Alta e altiva, a digna soberana das Terras Verdes voltou-se para o seu povo.
Ninguém pronunciava uma palavra.
–
Amigos, obrigada pela vossa presença. – Hildegaard começou, mais formal e
solene do que Eric alguma vez a tinha visto. Sim, aquela era a rainha que
queria ter a seu lado. A soberana que já o era. Mas não estava já tudo
decidido, que tal nunca aconteceria? – Todos sabeis o que nos traz aqui hoje. A
minha mão foi pedida e o vosso conselho é necessário.
–
Hildegaard, – ouviu-se a voz que Eric logo reconheceu, a voz da sacerdotisa, a
celebrante dos rituais, algures de entre a multidão – perdoa-me, mas ele não
devia estar aqui. Este é o Conselho das Terras Verdes, reservado apenas à gente
das Terras Verdes.
–
Deveras! – apoiou outro homem, junto dos sacerdotes, mas não um deles. – O
imperador, com o devido respeito, não devia estar aqui!
– Não
devia estar aqui! – começou um burburinho na praça, uns concordando, outros mandando
calar os primeiros.
Eric, alguns
passos atrás da sua prima, com o filho nos braços, não gostou do aspecto que as
coisas levavam. E aquela gente tinha razão, não era o seu lugar, e o melhor era
ir-se embora…
– Perdoai-me
vós, – Hildegaard ergueu a voz acima da deles, e o burburinho cessou – mas o
meu primo tem todo o direito de aqui estar. O mesmo direito que qualquer um de
nós. Ele é filho de Elena, da casa do Unicórnio, filha das Terras Verdes. Se
ele hoje é um estranho, não é a ele que deveis culpar. – Hildegaard já os tinha
calado a todos, mas de sobrolho franzido continuou: – O meu primo veio aqui
como um amigo, para conhecer os nossos costumes, respeitando as nossas
tradições.

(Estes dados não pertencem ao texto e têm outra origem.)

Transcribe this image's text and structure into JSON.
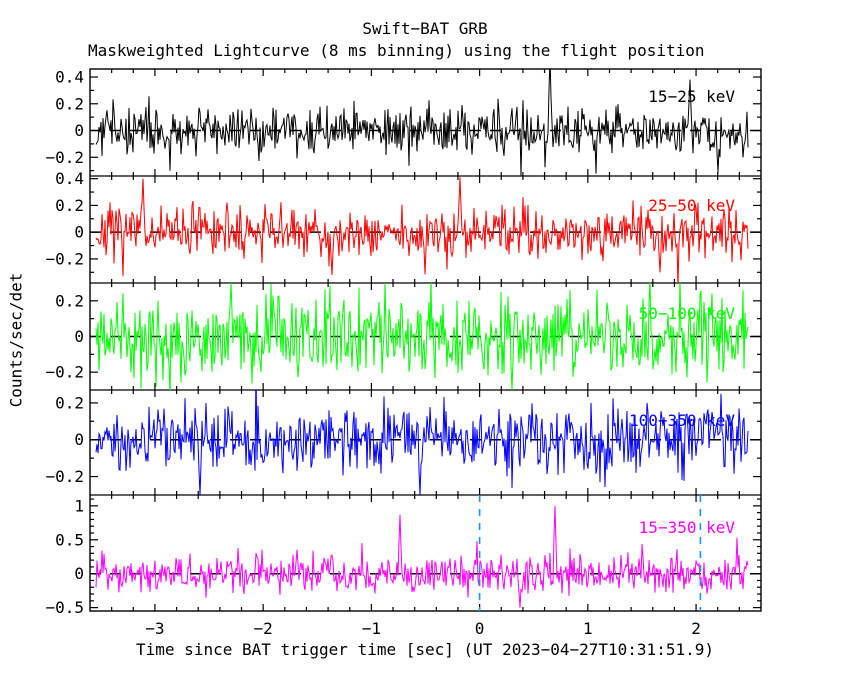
{
  "figure": {
    "title": "Swift−BAT GRB",
    "subtitle": "Maskweighted Lightcurve (8 ms binning) using the flight position"
  },
  "chart_data": {
    "type": "line",
    "title": "Swift−BAT GRB",
    "subtitle": "Maskweighted Lightcurve (8 ms binning) using the flight position",
    "xlabel": "Time since BAT trigger time [sec] (UT 2023−04−27T10:31:51.9)",
    "ylabel": "Counts/sec/det",
    "binning": "8 ms",
    "grid": false,
    "background_color": "#ffffff",
    "frame_color": "#000000",
    "xlim": [
      -3.6,
      2.6
    ],
    "data_x_range": [
      -3.55,
      2.48
    ],
    "x_major_ticks": [
      -3,
      -2,
      -1,
      0,
      1,
      2
    ],
    "x_tick_labels": [
      "−3",
      "−2",
      "−1",
      "0",
      "1",
      "2"
    ],
    "x_minor_step": 0.2,
    "data_description": "Mask-weighted count-rate per detector in five energy bands; each series is statistical noise fluctuating about baseline 0 with no obvious burst profile.",
    "zero_line": {
      "value": 0,
      "style": "dashed",
      "color": "#000000"
    },
    "trigger_markers": {
      "times": [
        0,
        2.04
      ],
      "style": "dashed",
      "color": "#1e90ff",
      "shown_in_band": "15−350 keV"
    },
    "panels": [
      {
        "band": "15−25 keV",
        "color": "#000000",
        "ylim": [
          -0.34,
          0.46
        ],
        "yticks": [
          0.4,
          0.2,
          0,
          -0.2
        ],
        "ytick_labels": [
          "0.4",
          "0.2",
          "0",
          "−0.2"
        ],
        "y_minor_step": 0.1,
        "baseline": 0,
        "noise_sigma": 0.085,
        "notable_peaks": [
          {
            "t": 0.65,
            "y": 0.55
          },
          {
            "t": 1.94,
            "y": 0.38
          },
          {
            "t": 2.2,
            "y": -0.31
          }
        ]
      },
      {
        "band": "25−50 keV",
        "color": "#ff0000",
        "ylim": [
          -0.38,
          0.42
        ],
        "yticks": [
          0.4,
          0.2,
          0,
          -0.2
        ],
        "ytick_labels": [
          "0.4",
          "0.2",
          "0",
          "−0.2"
        ],
        "y_minor_step": 0.1,
        "baseline": 0,
        "noise_sigma": 0.095,
        "notable_peaks": [
          {
            "t": -3.11,
            "y": 0.4
          },
          {
            "t": -0.18,
            "y": 0.41
          },
          {
            "t": -1.36,
            "y": -0.32
          },
          {
            "t": 1.67,
            "y": -0.3
          }
        ]
      },
      {
        "band": "50−100 keV",
        "color": "#00ff00",
        "ylim": [
          -0.3,
          0.3
        ],
        "yticks": [
          0.2,
          0,
          -0.2
        ],
        "ytick_labels": [
          "0.2",
          "0",
          "−0.2"
        ],
        "y_minor_step": 0.1,
        "baseline": 0,
        "noise_sigma": 0.11,
        "notable_peaks": [
          {
            "t": -2.3,
            "y": 0.3
          },
          {
            "t": 0.3,
            "y": -0.3
          }
        ]
      },
      {
        "band": "100−350 keV",
        "color": "#0000ff",
        "ylim": [
          -0.3,
          0.27
        ],
        "yticks": [
          0.2,
          0,
          -0.2
        ],
        "ytick_labels": [
          "0.2",
          "0",
          "−0.2"
        ],
        "y_minor_step": 0.1,
        "baseline": 0,
        "noise_sigma": 0.09,
        "notable_peaks": [
          {
            "t": -2.58,
            "y": -0.3
          },
          {
            "t": -0.55,
            "y": -0.3
          }
        ]
      },
      {
        "band": "15−350 keV",
        "color": "#ff00ff",
        "ylim": [
          -0.55,
          1.16
        ],
        "yticks": [
          1,
          0.5,
          0,
          -0.5
        ],
        "ytick_labels": [
          "1",
          "0.5",
          "0",
          "−0.5"
        ],
        "y_minor_step": 0.1,
        "baseline": 0,
        "noise_sigma": 0.13,
        "notable_peaks": [
          {
            "t": 0.7,
            "y": 1.0
          },
          {
            "t": -0.74,
            "y": 0.87
          },
          {
            "t": 2.47,
            "y": 0.8
          },
          {
            "t": 0.37,
            "y": -0.5
          }
        ]
      }
    ]
  }
}
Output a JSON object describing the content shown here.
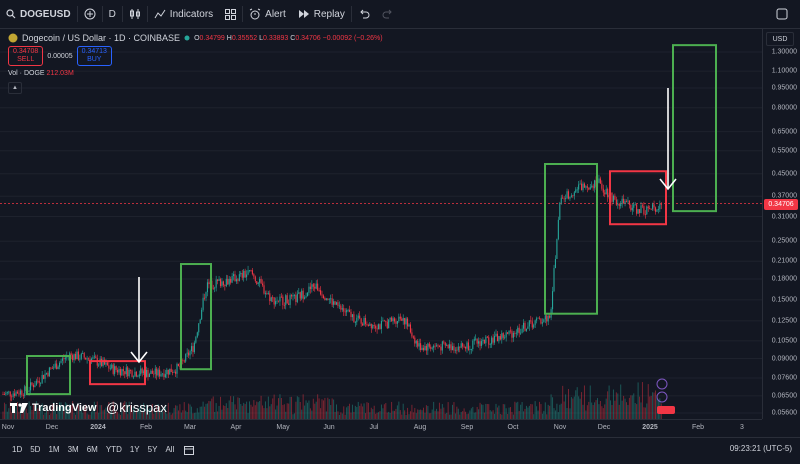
{
  "toolbar": {
    "symbol": "DOGEUSD",
    "interval": "D",
    "indicators": "Indicators",
    "alert": "Alert",
    "replay": "Replay"
  },
  "legend": {
    "title": "Dogecoin / US Dollar · 1D · COINBASE",
    "o_label": "O",
    "o": "0.34799",
    "h_label": "H",
    "h": "0.35552",
    "l_label": "L",
    "l": "0.33893",
    "c_label": "C",
    "c": "0.34706",
    "change": "−0.00092 (−0.26%)"
  },
  "trade": {
    "sell_price": "0.34708",
    "sell_label": "SELL",
    "spread": "0.00005",
    "buy_price": "0.34713",
    "buy_label": "BUY"
  },
  "volume": {
    "label": "Vol · DOGE",
    "value": "212.03M"
  },
  "axis": {
    "currency": "USD",
    "price_ticks": [
      "1.30000",
      "1.10000",
      "0.95000",
      "0.80000",
      "0.65000",
      "0.55000",
      "0.45000",
      "0.37000",
      "0.31000",
      "0.25000",
      "0.21000",
      "0.18000",
      "0.15000",
      "0.12500",
      "0.10500",
      "0.09000",
      "0.07600",
      "0.06500",
      "0.05600"
    ],
    "last_price": "0.34706",
    "time_ticks": [
      "Nov",
      "Dec",
      "2024",
      "Feb",
      "Mar",
      "Apr",
      "May",
      "Jun",
      "Jul",
      "Aug",
      "Sep",
      "Oct",
      "Nov",
      "Dec",
      "2025",
      "Feb",
      "3"
    ]
  },
  "ranges": [
    "1D",
    "5D",
    "1M",
    "3M",
    "6M",
    "YTD",
    "1Y",
    "5Y",
    "All"
  ],
  "clock": "09:23:21 (UTC-5)",
  "watermark": {
    "brand": "TradingView",
    "handle": "@krisspax"
  },
  "colors": {
    "up": "#26a69a",
    "down": "#f23645",
    "green_box": "#4caf50",
    "red_box": "#f23645",
    "bg": "#131722"
  },
  "chart_data": {
    "type": "line",
    "title": "Dogecoin / US Dollar · 1D · COINBASE",
    "x": [
      "2023-10-20",
      "2023-11-05",
      "2023-11-20",
      "2023-12-05",
      "2023-12-20",
      "2024-01-05",
      "2024-01-20",
      "2024-02-05",
      "2024-02-20",
      "2024-03-01",
      "2024-03-10",
      "2024-03-28",
      "2024-04-10",
      "2024-04-25",
      "2024-05-10",
      "2024-05-25",
      "2024-06-10",
      "2024-06-25",
      "2024-07-10",
      "2024-07-25",
      "2024-08-05",
      "2024-08-20",
      "2024-09-05",
      "2024-09-20",
      "2024-10-05",
      "2024-10-20",
      "2024-11-05",
      "2024-11-12",
      "2024-11-25",
      "2024-12-08",
      "2024-12-20",
      "2025-01-05",
      "2025-01-15",
      "2025-01-22"
    ],
    "series": [
      {
        "name": "DOGEUSD",
        "values": [
          0.066,
          0.068,
          0.08,
          0.093,
          0.09,
          0.082,
          0.08,
          0.079,
          0.083,
          0.1,
          0.17,
          0.18,
          0.19,
          0.15,
          0.15,
          0.17,
          0.14,
          0.125,
          0.12,
          0.13,
          0.1,
          0.1,
          0.1,
          0.105,
          0.11,
          0.12,
          0.13,
          0.36,
          0.4,
          0.42,
          0.36,
          0.33,
          0.33,
          0.35
        ]
      }
    ],
    "ylim": [
      0.05,
      1.4
    ],
    "log_scale": true,
    "annotations": [
      "green box Nov 2023",
      "red box Jan 2024",
      "green box Feb-Mar 2024",
      "green box Nov 2024",
      "red box Dec 2024-Jan 2025",
      "green box Jan-Feb 2025"
    ]
  }
}
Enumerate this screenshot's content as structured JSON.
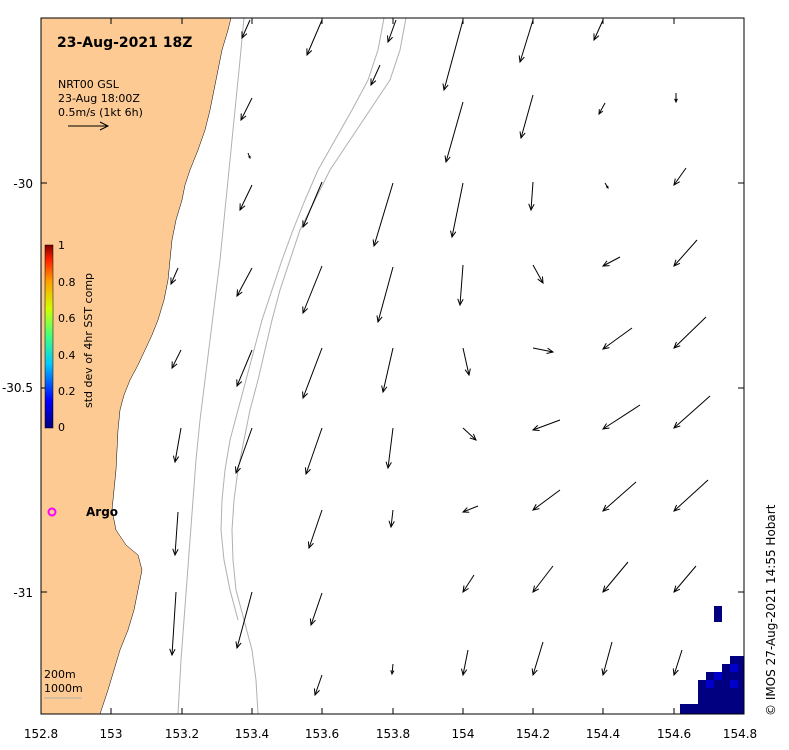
{
  "title": "23-Aug-2021 18Z",
  "legend_text": {
    "line1": "NRT00 GSL",
    "line2": "23-Aug 18:00Z",
    "line3": "0.5m/s (1kt 6h)"
  },
  "colorbar": {
    "label": "std dev of 4hr SST comp",
    "ticks": [
      "1",
      "0.8",
      "0.6",
      "0.4",
      "0.2",
      "0"
    ]
  },
  "x_ticks": [
    "152.8",
    "153",
    "153.2",
    "153.4",
    "153.6",
    "153.8",
    "154",
    "154.2",
    "154.4",
    "154.6",
    "154.8"
  ],
  "y_ticks": [
    "-30",
    "-30.5",
    "-31"
  ],
  "argo_label": "Argo",
  "isobaths": {
    "line1": "200m",
    "line2": "1000m"
  },
  "credit": "© IMOS 27-Aug-2021 14:55 Hobart",
  "colors": {
    "land": "#fdca94",
    "argo": "#ff00ff",
    "sst_dark": "#000080",
    "sst_mid": "#0000c8",
    "isobath": "#b0b0b0"
  }
}
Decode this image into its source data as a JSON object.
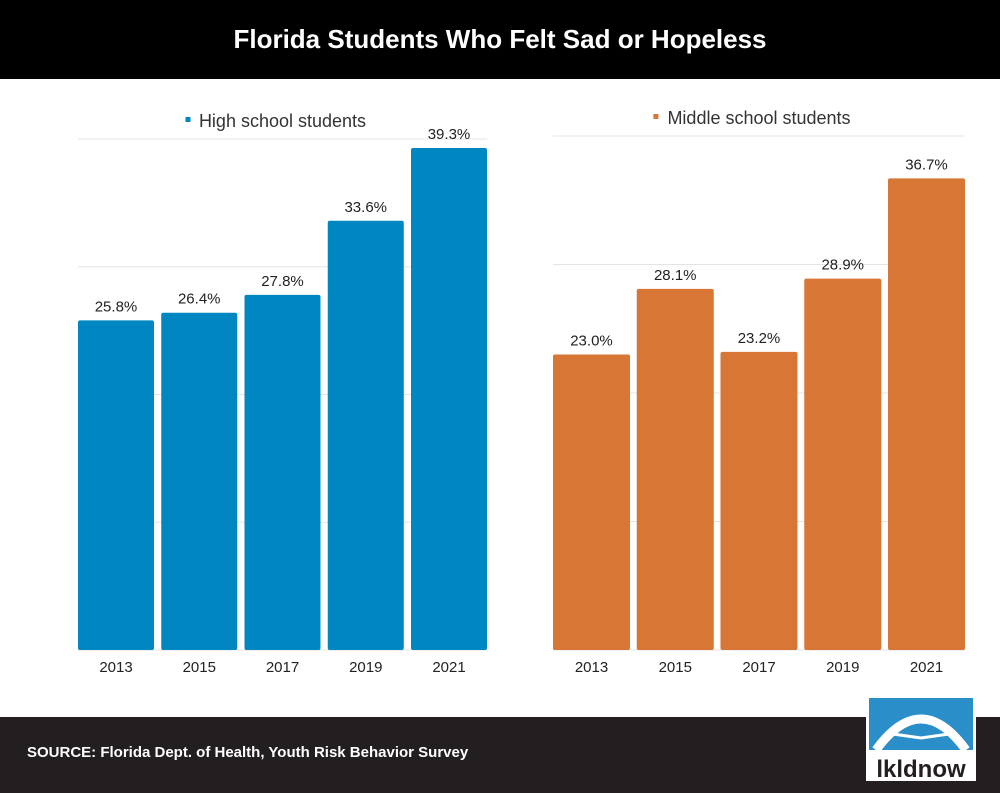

Devemos-lhe o mesmo respeito. Apesar de tudo, bem sei, apesar de
tudo! Nada pode desfazer o passado, e estamos aqui para deliberar o futuro.
Novo burburinho
percorreu os presentes. A presença do imperador já parecia ultrapassada, mas o
motivo do Conselho só agora começava a ser discutido.
–
Aconselho contra esta união. – a sacerdotisa falou outra vez, séria e
indignada. Eric não gostou nada de a ouvir, mas admirou-lhe a coragem. Se todos
os seus inimigos fossem assim tão honestos talvez não fossem inimigos. – O
nosso lugar é aqui, nas Terras Verdes, onde não somos perseguidos, onde somos
livres de ser quem somos. Hildegaard, que loucura te acomete? Sabes o que nos
espera lá fora. Nem devia ser necessário o Conselho para te alertar do que tão
bem conheces.
– Mulher
egoísta! – acusou uma voz, antes que Hildegaard pudesse responder. Uma voz que
Eric conhecia também. Etha, do outro lado da multidão, ainda nas suas vestes
sacerdotais. – O que espera a Hildegaard lá fora!… E o que espera a Hildegaard
cá dentro, uma vida de solidão e renúncia? É isto que desejamos à nossa
soberana, cuja mão foi pedida por outro soberano? Devemos adverti-la que
recuse, que abdique do seu coração, para nos servir? Devemos exigir-lhe que se
torne uma monja, como aquelas nos conventos lá fora?
– Não! A
Hildegaard deve ouvir o seu coração! – respondeu uma jovem, loira e bonita, que
Eric só conhecia por ser a filha do único taberneiro das Terras Verdes. O
taberneiro seu pai, ao lado dela, não concordava nada com a filha.
– A voz
da juventude! – desdenhou este, virando-se para os outros presentes. – A voz de
quem não conhece o mundo, e os horrores que lá se praticam.
– Ele tem
razão! – aplaudiu uma mulher mais velha. – Devemos abrir as nossas portas ao
mundo, aceitar que nos persigam na nossa terra também?
–
Devemos então fechar-nos, até que já não reste ninguém para perseguir, quando
todos nós desaparecermos de vez? – contrapôs Etha.
Aquela
era uma aliada com que Eric não contava, mas a discussão começava a ficar acesa
e não queria o seu filho a ouvir aquelas coisas. Fingindo que brincava com o
arco, o menino permanecia sério e de olhos baixos, pouco habituado à discórdia.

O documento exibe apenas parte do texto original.